Que as pessoas não precisam chegar em um nível tão grande de sofrimento, adoecimento, desilusão e digestão longa dos fatos para que isso seja debatido com compromisso (não comitês de ética fakes que apenas as direções compõe ou jogar a auto-organização do setorial de mulheres contra as próprias mulheres).
Esse não é um exercício novo e nem tem intenção de ser, há muita gente pensando com comprometimento sobre isso, mas é um exercício difícil para quem se enreda na luta por uma sociedade mais digna, mas entra em um outro circuito doente, adoece e sai solitário dessa vivência.
Aos que passaram pela militância partidária e não se reconhecem mais, não pela elaboração teórica da política, mas pelas práticas dessas organizações: nenhuma vergonha ou dúvida. Que revisitem com orgulho suas vivências positivas e não sintam que têm uma dívida com alguma instituição política: é genuíno e a atuação política ou passado não morre por conta disso. Podemos ter intervenções muito fortes e ser resistência em muitas lutas e novas táticas.
Que a falsa coletividade não esmague nossa individualidade, não seja entendida como egoísmo, mas uma afirmação de que outras formas de pensar e de fazer são possíveis e devemos defender o espaço.
Já fui parte de tudo isso, e hoje em dia todas os argumentos se esgotaram para continuar, principalmente quando sou lembrada novamente pelo meu voto útil do que qualquer outra coisa, mesmo por aqueles que se colocavam como tão próximos.

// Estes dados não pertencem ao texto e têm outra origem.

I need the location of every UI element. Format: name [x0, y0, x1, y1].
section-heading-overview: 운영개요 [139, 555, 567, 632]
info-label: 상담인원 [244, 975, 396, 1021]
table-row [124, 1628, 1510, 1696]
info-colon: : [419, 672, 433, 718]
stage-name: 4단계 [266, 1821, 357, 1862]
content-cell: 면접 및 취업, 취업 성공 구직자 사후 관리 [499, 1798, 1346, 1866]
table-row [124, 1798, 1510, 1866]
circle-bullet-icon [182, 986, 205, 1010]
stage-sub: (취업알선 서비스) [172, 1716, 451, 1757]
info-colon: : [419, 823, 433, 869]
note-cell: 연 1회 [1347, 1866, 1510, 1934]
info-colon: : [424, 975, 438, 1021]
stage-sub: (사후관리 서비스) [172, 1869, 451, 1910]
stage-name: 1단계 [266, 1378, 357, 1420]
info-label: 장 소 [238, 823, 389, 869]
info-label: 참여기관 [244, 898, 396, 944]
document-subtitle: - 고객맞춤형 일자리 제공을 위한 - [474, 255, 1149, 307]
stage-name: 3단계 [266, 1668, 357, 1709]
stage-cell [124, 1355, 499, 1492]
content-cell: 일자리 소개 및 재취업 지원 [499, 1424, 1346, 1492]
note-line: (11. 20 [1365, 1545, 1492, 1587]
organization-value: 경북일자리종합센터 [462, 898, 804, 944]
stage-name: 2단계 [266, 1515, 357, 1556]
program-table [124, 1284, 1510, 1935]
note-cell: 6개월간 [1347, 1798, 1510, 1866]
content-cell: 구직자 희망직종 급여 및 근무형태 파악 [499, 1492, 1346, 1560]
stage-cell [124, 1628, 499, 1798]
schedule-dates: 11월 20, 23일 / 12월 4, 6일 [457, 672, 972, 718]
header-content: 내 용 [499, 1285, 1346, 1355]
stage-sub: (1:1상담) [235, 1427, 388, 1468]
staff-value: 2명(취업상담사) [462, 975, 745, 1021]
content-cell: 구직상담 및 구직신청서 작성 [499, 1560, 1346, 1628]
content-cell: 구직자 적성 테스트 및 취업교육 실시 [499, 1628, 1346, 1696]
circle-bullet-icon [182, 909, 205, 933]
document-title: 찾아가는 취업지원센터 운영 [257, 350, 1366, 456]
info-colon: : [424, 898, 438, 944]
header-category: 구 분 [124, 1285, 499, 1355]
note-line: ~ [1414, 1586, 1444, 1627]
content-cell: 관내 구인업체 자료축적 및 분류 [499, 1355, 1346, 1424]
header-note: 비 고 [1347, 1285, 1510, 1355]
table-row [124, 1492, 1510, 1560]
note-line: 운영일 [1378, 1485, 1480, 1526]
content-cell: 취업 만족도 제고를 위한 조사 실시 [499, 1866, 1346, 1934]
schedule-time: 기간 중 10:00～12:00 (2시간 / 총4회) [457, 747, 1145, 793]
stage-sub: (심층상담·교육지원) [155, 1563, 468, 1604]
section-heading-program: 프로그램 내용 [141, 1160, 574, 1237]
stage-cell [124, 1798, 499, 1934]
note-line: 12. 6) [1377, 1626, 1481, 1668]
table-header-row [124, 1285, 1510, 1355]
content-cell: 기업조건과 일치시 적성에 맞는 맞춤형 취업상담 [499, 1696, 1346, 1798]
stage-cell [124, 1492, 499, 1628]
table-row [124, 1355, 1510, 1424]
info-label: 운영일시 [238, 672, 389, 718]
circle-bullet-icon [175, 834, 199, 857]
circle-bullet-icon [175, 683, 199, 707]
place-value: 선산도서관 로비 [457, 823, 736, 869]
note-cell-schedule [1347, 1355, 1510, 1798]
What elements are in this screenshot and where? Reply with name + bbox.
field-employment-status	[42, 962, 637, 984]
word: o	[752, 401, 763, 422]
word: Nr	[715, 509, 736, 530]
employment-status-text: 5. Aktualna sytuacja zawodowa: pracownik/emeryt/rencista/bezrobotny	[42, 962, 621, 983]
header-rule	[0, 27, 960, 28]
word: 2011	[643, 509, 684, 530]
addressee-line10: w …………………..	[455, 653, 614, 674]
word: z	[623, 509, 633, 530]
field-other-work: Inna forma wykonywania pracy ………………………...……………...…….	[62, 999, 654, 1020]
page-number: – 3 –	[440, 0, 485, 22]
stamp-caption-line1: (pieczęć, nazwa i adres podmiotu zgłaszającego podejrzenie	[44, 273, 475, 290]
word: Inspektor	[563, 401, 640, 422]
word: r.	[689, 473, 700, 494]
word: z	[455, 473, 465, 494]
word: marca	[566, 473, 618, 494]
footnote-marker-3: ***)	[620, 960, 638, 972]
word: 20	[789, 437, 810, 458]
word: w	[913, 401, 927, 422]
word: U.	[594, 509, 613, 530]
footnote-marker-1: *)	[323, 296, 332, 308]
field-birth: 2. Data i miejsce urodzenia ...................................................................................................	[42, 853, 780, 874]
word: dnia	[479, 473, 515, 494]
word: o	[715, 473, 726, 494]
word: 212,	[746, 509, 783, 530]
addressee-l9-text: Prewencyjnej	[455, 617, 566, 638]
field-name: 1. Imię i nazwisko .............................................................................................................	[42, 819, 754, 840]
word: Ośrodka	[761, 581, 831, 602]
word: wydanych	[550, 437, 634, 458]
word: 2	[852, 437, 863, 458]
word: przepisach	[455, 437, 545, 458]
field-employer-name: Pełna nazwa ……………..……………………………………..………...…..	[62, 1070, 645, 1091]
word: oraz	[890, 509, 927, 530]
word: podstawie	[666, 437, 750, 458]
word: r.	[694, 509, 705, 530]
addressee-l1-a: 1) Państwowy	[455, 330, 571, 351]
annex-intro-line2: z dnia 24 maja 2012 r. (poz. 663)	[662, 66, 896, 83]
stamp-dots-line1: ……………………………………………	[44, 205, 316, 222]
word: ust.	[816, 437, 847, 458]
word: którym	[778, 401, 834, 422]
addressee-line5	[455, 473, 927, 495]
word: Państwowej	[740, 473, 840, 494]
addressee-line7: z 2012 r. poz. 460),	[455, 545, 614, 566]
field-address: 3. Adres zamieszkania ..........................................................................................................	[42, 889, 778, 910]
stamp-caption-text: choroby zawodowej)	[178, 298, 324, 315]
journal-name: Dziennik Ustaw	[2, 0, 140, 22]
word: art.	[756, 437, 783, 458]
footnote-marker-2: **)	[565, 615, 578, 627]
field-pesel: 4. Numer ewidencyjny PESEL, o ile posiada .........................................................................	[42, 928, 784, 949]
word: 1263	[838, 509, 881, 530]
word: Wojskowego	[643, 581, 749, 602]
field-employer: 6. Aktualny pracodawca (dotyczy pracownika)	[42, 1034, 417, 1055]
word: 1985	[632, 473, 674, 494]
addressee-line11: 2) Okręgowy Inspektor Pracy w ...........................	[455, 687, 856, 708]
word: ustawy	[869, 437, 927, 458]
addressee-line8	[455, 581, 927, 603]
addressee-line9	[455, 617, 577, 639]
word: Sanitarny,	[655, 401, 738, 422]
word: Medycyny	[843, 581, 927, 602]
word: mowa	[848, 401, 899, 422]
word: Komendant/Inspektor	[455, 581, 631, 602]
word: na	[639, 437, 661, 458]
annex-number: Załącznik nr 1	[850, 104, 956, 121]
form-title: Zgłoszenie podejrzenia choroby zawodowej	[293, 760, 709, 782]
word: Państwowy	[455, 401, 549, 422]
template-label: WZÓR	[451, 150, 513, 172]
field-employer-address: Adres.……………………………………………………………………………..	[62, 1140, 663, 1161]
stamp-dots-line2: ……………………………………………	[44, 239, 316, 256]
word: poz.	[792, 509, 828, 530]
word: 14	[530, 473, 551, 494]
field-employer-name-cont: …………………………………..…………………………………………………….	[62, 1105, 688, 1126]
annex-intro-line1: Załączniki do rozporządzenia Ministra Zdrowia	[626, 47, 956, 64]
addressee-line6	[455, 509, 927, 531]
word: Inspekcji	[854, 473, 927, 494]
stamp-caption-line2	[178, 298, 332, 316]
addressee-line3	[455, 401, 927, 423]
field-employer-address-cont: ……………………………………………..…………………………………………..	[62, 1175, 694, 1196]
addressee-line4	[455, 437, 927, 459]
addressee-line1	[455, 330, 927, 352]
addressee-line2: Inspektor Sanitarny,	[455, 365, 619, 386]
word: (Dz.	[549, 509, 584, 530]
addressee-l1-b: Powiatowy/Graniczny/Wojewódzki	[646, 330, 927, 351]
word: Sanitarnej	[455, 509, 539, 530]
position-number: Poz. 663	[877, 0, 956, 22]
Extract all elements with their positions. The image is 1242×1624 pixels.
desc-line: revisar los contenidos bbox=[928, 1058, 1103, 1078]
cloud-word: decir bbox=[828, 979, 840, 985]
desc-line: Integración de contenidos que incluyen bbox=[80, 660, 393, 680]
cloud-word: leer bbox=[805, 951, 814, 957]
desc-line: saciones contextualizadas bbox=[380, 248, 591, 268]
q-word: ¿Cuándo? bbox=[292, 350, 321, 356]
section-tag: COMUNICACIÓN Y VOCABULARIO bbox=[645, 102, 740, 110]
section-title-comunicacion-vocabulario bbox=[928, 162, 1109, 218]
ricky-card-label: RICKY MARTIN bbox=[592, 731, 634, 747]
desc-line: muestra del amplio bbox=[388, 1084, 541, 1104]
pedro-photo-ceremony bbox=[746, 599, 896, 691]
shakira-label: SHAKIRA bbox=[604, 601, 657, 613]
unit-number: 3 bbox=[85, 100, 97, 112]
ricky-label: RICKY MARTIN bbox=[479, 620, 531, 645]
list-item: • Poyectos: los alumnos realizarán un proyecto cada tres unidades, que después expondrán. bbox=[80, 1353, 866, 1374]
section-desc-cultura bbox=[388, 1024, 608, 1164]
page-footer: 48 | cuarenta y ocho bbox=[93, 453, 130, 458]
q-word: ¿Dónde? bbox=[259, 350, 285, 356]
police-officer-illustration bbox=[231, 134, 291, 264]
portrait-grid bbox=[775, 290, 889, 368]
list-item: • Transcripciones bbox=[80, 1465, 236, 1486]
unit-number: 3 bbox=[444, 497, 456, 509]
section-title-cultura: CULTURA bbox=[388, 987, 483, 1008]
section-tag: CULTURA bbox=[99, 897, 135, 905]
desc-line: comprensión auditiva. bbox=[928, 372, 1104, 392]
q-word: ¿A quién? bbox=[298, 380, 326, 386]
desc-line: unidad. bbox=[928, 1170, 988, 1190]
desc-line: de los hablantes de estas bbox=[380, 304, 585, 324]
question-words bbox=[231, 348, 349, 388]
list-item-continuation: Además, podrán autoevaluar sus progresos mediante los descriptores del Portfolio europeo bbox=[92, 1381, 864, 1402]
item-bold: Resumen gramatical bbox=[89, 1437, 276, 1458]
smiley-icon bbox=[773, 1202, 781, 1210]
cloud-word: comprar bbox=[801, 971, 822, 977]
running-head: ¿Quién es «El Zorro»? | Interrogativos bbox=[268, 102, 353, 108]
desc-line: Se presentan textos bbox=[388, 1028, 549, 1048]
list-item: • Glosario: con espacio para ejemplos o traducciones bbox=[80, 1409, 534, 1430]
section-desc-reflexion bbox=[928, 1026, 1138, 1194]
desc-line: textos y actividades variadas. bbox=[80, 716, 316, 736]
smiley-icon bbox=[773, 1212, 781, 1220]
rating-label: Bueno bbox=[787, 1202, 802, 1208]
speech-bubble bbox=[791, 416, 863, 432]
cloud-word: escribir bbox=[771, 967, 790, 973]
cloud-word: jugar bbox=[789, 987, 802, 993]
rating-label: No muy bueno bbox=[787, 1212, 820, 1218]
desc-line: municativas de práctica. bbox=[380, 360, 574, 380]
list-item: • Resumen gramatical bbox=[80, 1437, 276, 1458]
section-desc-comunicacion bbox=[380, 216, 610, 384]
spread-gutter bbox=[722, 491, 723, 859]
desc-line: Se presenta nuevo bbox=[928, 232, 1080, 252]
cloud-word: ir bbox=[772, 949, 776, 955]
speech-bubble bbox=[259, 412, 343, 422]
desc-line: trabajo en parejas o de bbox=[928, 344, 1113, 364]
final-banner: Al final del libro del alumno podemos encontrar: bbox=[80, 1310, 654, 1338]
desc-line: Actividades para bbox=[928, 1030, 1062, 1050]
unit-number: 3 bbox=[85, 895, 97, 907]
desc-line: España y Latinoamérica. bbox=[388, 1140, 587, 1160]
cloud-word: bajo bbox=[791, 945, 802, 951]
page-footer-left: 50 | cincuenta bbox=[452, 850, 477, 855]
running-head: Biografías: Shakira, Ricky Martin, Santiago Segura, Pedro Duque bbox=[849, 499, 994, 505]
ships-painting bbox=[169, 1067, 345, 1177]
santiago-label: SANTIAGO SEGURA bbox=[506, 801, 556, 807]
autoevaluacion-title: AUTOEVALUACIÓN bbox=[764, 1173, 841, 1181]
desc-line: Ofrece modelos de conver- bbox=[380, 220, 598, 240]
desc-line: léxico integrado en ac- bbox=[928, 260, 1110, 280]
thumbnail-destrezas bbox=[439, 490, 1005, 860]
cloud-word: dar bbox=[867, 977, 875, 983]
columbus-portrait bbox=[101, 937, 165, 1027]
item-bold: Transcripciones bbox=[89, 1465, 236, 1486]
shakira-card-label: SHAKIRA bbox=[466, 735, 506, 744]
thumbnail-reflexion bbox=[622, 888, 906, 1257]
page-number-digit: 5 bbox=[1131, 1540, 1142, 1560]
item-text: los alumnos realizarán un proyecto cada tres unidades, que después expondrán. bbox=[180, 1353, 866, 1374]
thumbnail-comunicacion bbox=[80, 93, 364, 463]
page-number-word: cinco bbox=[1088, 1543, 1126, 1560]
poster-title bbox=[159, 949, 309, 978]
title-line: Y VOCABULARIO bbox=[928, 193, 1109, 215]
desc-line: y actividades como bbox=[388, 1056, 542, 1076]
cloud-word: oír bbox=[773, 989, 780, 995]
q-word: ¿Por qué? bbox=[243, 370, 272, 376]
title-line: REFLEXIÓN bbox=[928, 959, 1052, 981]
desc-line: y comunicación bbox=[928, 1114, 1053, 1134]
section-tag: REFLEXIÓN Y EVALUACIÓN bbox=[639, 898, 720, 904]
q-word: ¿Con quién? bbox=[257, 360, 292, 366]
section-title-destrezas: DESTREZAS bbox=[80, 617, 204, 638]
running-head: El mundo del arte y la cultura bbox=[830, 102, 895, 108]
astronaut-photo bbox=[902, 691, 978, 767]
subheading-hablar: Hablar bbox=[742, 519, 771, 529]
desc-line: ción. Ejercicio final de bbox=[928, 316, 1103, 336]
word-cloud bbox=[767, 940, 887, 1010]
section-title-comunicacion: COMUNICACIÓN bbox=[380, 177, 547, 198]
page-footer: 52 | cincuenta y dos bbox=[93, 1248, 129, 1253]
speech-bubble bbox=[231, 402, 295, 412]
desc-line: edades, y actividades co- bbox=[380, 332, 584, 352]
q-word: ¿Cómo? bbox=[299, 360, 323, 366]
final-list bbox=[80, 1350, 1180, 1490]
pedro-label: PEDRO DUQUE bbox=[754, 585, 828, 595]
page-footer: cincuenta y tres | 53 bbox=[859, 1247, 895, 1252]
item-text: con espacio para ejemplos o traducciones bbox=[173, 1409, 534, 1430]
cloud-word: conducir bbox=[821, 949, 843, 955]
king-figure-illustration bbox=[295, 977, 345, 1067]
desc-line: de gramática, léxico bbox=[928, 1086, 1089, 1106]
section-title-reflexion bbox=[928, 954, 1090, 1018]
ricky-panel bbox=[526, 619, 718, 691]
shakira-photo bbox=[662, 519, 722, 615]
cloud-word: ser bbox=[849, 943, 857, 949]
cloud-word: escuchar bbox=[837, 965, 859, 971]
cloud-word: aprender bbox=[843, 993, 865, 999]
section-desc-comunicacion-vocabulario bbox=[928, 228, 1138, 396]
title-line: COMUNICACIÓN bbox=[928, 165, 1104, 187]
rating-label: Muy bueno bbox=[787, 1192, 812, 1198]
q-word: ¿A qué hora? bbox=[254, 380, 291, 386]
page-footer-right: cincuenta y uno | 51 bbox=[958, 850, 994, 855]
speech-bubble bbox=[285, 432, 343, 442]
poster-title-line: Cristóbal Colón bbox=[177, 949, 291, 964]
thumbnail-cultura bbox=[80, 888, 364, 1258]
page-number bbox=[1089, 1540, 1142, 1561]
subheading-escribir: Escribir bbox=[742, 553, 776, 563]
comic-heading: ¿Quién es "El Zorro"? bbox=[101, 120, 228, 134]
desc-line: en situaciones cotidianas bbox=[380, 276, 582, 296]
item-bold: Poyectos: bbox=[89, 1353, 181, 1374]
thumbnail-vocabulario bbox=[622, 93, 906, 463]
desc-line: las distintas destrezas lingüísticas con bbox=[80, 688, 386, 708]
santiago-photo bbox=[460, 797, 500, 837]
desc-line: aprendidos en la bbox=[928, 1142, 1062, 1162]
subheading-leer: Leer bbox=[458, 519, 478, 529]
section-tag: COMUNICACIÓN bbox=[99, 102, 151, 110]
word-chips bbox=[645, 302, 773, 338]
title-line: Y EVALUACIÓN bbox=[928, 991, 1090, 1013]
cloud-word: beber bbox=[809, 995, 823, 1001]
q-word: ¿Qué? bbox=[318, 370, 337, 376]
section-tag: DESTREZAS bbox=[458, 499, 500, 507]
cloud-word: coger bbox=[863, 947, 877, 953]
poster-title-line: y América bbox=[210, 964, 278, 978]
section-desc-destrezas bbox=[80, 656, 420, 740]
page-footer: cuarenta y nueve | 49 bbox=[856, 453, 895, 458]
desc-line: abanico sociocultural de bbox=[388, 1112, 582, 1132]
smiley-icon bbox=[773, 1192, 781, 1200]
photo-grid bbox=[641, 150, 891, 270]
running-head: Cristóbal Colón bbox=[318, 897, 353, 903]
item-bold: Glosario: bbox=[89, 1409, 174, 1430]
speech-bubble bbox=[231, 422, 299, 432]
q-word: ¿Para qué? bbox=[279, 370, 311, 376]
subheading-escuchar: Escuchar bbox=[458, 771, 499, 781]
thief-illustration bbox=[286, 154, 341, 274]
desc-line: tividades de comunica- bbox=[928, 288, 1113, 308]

Sinto orgulho de muita coisa, mas a vergonha e desgosto com essa lógica me exigiram uma escolha e que já estava clara que não era isolada. Agradeço todas e todos com quem pude militar intensamente, mas ainda mais aquelas pessoas, não à toa maioria mulheres, que foram companheiras nesses momentos difíceis, construíram essas críticas em conversas amigas, e mostraram que as coisas valeram mais à pena pela amizade, solidariedade e humanidade que construímos, o que pra mim é mesmo revolucionário e nos afasta de reproduzirmos a mesma lógica capitalista das empresas sobre nós.